I'm interested in getting access to a full WHOIS database in order to expand on a domain-profile project I'm working on. I know ARIN provides this database only to non-commercial researchers and every WHOIS provider I know of (including ARIN itself) has rate-limiting.
I also know, however, some commercial services that already exist (like the registrant lookup section of domaintools.com, which can search for domains by registrant name) which are impossible unless the site has direct access to a cached copy of the WHOIS database.
Any idea how they got ahold of their data?
There is no publicly known single complete "WHOIS database", if you mean it.

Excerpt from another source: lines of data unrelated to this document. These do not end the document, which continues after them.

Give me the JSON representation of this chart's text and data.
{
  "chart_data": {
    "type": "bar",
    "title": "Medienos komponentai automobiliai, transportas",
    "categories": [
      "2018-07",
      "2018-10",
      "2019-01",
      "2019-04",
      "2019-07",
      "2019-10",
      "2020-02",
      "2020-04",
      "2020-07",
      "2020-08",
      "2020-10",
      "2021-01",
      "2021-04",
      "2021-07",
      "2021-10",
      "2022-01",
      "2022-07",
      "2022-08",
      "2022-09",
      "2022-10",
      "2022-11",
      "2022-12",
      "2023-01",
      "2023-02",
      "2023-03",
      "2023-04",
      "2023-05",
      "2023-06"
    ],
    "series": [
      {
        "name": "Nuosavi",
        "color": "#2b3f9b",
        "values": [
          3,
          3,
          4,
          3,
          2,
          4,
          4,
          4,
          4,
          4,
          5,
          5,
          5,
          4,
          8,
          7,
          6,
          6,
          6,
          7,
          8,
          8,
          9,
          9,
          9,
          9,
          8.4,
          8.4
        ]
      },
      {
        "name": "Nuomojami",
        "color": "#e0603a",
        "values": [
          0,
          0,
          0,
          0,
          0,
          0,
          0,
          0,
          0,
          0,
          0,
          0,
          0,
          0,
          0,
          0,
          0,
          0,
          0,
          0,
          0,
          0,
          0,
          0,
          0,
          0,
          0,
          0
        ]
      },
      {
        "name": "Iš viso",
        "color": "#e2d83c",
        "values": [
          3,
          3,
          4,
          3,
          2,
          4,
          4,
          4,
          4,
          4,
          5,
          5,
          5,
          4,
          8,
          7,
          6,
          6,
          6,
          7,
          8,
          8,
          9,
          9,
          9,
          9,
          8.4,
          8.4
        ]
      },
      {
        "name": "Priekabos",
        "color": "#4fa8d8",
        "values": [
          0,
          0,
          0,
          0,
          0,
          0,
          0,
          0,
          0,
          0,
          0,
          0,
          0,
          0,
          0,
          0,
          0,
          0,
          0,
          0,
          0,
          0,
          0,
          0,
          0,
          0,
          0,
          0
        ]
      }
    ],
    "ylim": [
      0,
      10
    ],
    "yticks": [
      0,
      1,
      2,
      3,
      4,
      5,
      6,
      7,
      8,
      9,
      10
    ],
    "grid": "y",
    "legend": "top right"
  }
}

ICANN organizes and keeps information about which registry is responsible for each top level domain and which registrars are entitled for which tlds (e.g. com, net, co.uk, ...).
Registries (e.g. Verisign, national registries, ...) keep the general availability information for domains of their allotted tlds. Some generic and country tld registries keep detailed whois information too, as the registrar system has not yet been (or will not be) fully developed for them.
And finally, registrars (GoDaddy, Enom, country code registrars where applicable, ...) have the detailed whois information about the domains registered through them.
So which one of these do you need?
For example Verisign, the biggest registry who is responsible for com/net/... has no rate limit AFAIK, or at least I've never encountered it up to ~40k queries/day.